E' già festa! Perchè in questo clima di povertà che rasentava l'inedia rifulgeva una energia interiore di speranza e di rinnovamento che doveva trovare la sua palma oggi soltanto nell'appropriazione edonistica che è ben lungi dall'acquiescenza esistenziale. Per questo vien voglia di postulare la Torre del Greco di leopardiana memoria, romantica anche se un po' crepuscolare, o quella prischiana della provincia trasognata. Sensazioni che si raccolgono in tempo reale con la raccolta di foto antiche di Torre del Greco presente nel lavoro.
Un primo effettivo presunto allarme di decadenza morale attribuito alla terra vesuviana, (che non ha niente a che fare con il soggiorno dannunziano nella nostra città), si può attingere da quell' "autentico museo Grevin in forma di reportage" come Montale definì i caustici folleggiamenti del romanzo macabro e grottesco del Malaparte più intenso. Torre del Greco è inserita ne "La pelle", compresa nel quadro della napoletanità degenerata per i disagi insostenibili, secondo lo scrittore, relativi al secondo conflitto mondiale. Una terra vesuviana sciamante di popolo famelico e disperato. L'episodio della "figliata", nella sua cruda, tralignante descrizione, viene ambientato a Torre del Greco quasi come un presagio degli eventi odierni (che comunque sono fenomeni degenerativi di aspetto planetario) senza, l'autore, tener conto dei nostri trascorsi di irreprensibile, dignitosa, esemplare condotta.
D'altronde bisogna tener presente che fenomeni degenerativi non vanno mai generalizzati, ma solo equamente attribuiti a quella minoranza balorda che proprio attraverso il desueto rumoroso fà notizia e scalpore. I problemi, dunque, della terra vesuviana a cavallo del secolo erano solo di natura politica ed economica. La gente si crogiolava nelle catartiche suggestioni religiose, vuoi frammiste a superstizione, e nutriva grandi speranze di rinnovamento, tenendo alto il concetto dell'onore e della dignità anche nella fame.

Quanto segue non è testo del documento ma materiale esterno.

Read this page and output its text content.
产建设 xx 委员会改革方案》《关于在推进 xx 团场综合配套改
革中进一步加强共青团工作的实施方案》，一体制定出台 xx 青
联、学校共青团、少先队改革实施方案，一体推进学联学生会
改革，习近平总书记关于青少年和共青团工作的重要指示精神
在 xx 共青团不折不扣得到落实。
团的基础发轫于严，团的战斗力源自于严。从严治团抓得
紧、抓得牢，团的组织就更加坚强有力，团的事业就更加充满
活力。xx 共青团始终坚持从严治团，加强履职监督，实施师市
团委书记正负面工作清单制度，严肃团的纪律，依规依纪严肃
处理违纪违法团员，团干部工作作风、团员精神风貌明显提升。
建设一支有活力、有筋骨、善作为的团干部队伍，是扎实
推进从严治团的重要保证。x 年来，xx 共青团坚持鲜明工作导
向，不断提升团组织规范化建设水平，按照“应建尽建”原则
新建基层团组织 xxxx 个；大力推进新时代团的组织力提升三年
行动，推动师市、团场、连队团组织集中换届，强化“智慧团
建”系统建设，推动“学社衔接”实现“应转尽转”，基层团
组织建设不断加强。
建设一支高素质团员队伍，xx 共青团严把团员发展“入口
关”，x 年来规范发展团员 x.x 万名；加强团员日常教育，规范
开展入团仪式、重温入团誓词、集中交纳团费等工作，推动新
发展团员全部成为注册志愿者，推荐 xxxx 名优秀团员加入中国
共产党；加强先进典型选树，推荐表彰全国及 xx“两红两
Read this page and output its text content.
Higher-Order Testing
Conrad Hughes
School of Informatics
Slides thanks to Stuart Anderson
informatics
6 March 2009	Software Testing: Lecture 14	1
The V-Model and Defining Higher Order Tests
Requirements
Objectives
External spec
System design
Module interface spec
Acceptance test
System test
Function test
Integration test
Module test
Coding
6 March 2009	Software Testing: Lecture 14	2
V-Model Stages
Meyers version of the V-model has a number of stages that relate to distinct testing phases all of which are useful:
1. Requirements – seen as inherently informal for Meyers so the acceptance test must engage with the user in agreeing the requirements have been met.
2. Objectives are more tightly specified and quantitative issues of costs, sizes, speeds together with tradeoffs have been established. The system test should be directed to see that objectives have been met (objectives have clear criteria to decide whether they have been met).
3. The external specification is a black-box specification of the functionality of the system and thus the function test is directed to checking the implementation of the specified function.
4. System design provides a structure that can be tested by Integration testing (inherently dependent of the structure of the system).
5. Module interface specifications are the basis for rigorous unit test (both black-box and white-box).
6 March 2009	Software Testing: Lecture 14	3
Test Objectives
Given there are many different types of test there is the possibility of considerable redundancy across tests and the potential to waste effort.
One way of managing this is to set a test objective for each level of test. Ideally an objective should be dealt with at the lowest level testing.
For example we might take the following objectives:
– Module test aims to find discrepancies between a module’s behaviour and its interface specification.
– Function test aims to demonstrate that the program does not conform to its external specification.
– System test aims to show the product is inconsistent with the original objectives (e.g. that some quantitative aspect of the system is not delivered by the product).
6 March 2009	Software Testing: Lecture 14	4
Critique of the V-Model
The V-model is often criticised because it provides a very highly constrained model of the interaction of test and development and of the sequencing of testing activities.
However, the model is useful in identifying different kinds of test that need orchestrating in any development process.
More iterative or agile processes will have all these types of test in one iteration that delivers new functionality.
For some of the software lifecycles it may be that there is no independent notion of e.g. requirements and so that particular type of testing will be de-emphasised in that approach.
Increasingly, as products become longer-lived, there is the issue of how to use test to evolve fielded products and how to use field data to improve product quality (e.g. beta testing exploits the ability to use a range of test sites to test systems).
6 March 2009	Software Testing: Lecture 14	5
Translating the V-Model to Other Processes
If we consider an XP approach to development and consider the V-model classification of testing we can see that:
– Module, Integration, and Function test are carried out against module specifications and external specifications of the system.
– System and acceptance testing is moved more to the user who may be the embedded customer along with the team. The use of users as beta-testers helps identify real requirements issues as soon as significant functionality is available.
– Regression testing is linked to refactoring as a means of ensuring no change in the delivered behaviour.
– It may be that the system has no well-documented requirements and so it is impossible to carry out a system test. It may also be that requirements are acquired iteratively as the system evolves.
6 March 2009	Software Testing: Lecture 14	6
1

Anche i miei torresi contribuirono alla soluzione, mai avvenuta, della "questione meridionale" post-unitaria, aderendo numerosi, giocoforza, alla grande emigrazione , abbandonando campagne e congiunti per collocarsi nell'intenso flusso migratorio intercontinentale, ammassati in una caterva di carne umana sulle rotte oceaniche. Vi era tanta luce e tanta speranza non solo di un'affermazione economica e sociale dignitosa, ma di realizzare il fine che giustifica i mezzi: il rientro trionfante nella terra del cuore.
Molti rimpatriati che hanno ottenuto lo scopo credevano di "aver sbagliato paese" . Una volta impugnata una posizione economica quanto meno decorosa, volevano salvarsi dalla promisquità di quel crogiolo di razze rientrando nella consorteria patria. Non immaginavano di ritrovare una Torre del Greco americanizzata sotto l'aspetto edonistico, pragmatico, eslege, occidentalizzata nell'accezione meno poetica della parola.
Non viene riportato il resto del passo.